TÜİK geçen hafta içinde yine gülümseten bir istatistik açıkladı. İstihdamda azalma var dedi. Ayrıca işsizlikte de azalma olduğunu söyledi. Nasıl oluyorsa hem çalışma alanlarında bir daralma hem de işsizlik azalıyor. Bir bunun nasıl olduğunu açıklasa çok iyi olacak.
İşsizlik gerçekten artık dayanılmaz boyutlarda. TÜİK’in açıkladığı gibi %13’lerde falan değil, %25 – 30’lara gelmiş durumda. İzmit’te geçen hafta 4 evladını bu nedenle kaybetti. Gencecik vücutlar kendilerine kıydı.
Ama çarpıcı bir rakam daha vereyim. Bazıları bu işsizlik oranından pek etkilenmiyor gibi. Şöyle ki kamuda çalışanların sayısı yıllara göre sürekli bir artış halinde. 2013 yılında kamuda çalışan sayısı 2.526.000 kişi iken, 2020 yılında bu sayı 5 milyona çıkmış yani 2,5 milyon artmış. Bu 2,5 milyon kişi sizce kimler olabilir? Bazılarını işsizlik pek etkilememiş demek.
Son bir istatistik vererek yazıma son vermek istiyorum. Son 10 yılda cezaevlerine girenlerin sayısı yaklaşık 4 kat artmış. 2009’da 74.000 kişi olan tutuklu sayısı 2020’de 281.605 kişiye çıkmış.

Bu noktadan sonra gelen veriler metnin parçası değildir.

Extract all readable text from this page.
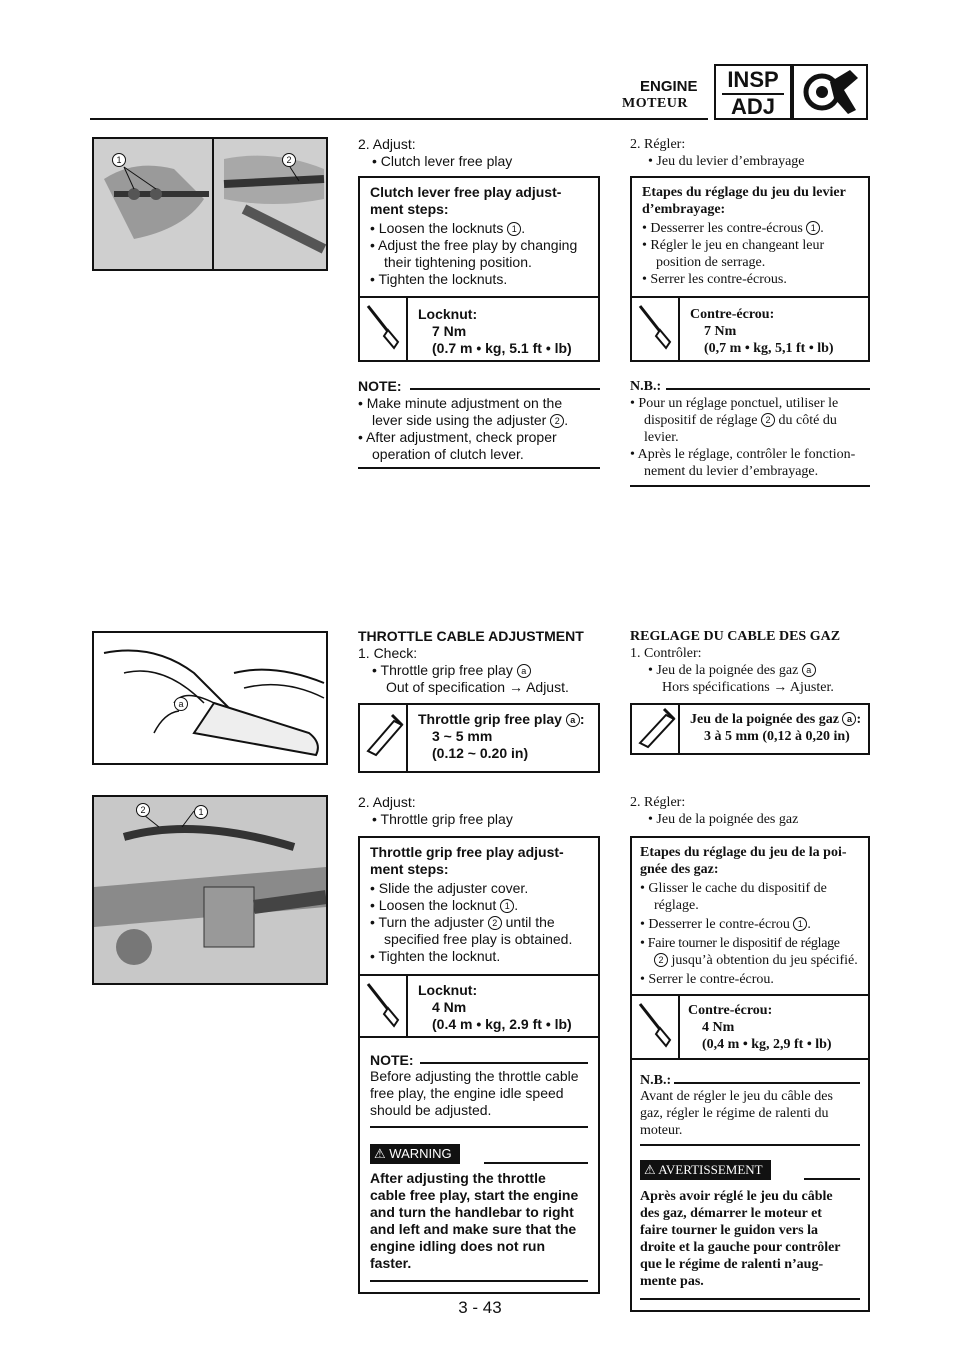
ENGINE
MOTEUR
INSP
ADJ
1	2
2. Adjust:
• Clutch lever free play
Clutch lever free play adjust-
ment steps:
• Loosen the locknuts 1 .
• Adjust the free play by changing
their tightening position.
• Tighten the locknuts.
Locknut:
7 Nm
(0.7 m • kg, 5.1 ft • lb)
NOTE:
• Make minute adjustment on the
lever side using the adjuster 2 .
• After adjustment, check proper
operation of clutch lever.
2. Régler:
• Jeu du levier d’embrayage
Etapes du réglage du jeu du levier
d’embrayage:
• Desserrer les contre-écrous 1 .
• Régler le jeu en changeant leur
position de serrage.
• Serrer les contre-écrous.
Contre-écrou:
7 Nm
(0,7 m • kg, 5,1 ft • lb)
N.B.:
• Pour un réglage ponctuel, utiliser le
dispositif de réglage 2 du côté du
levier.
• Après le réglage, contrôler le fonction-
nement du levier d’embrayage.
a
2	1
THROTTLE CABLE ADJUSTMENT
1. Check:
• Throttle grip free play a
Out of specification → Adjust.
Throttle grip free play a :
3 ~ 5 mm
(0.12 ~ 0.20 in)
2. Adjust:
• Throttle grip free play
Throttle grip free play adjust-
ment steps:
• Slide the adjuster cover.
• Loosen the locknut 1 .
• Turn the adjuster 2 until the
specified free play is obtained.
• Tighten the locknut.
Locknut:
4 Nm
(0.4 m • kg, 2.9 ft • lb)
NOTE:
Before adjusting the throttle cable
free play, the engine idle speed
should be adjusted.
⚠ WARNING
After adjusting the throttle
cable free play, start the engine
and turn the handlebar to right
and left and make sure that the
engine idling does not run
faster.
REGLAGE DU CABLE DES GAZ
1. Contrôler:
• Jeu de la poignée des gaz a
Hors spécifications → Ajuster.
Jeu de la poignée des gaz a :
3 à 5 mm (0,12 à 0,20 in)
2. Régler:
• Jeu de la poignée des gaz
Etapes du réglage du jeu de la poi-
gnée des gaz:
• Glisser le cache du dispositif de
réglage.
• Desserrer le contre-écrou 1 .
• Faire tourner le dispositif de réglage
2 jusqu’à obtention du jeu spécifié.
• Serrer le contre-écrou.
Contre-écrou:
4 Nm
(0,4 m • kg, 2,9 ft • lb)
N.B.:
Avant de régler le jeu du câble des
gaz, régler le régime de ralenti du
moteur.
⚠ AVERTISSEMENT
Après avoir réglé le jeu du câble
des gaz, démarrer le moteur et
faire tourner le guidon vers la
droite et la gauche pour contrôler
que le régime de ralenti n’aug-
mente pas.
3 - 43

Belki bir sürü rakamlar vererek sizi yordum. Ancak bu rakamlar bir ülkenin fotoğrafıdır. Bu fotoğrafın iyi okunması lazım.
Ülkenin gündemi bunlar olması gerekir. Bu tablonun nasıl olumluya dönüştürüleceğinin araştırılması ve tartışılması gerekirken, hayallerle avutarak bu sorunları görmezlikten gelmek yönetici sorumluluğu ile örtüşmez.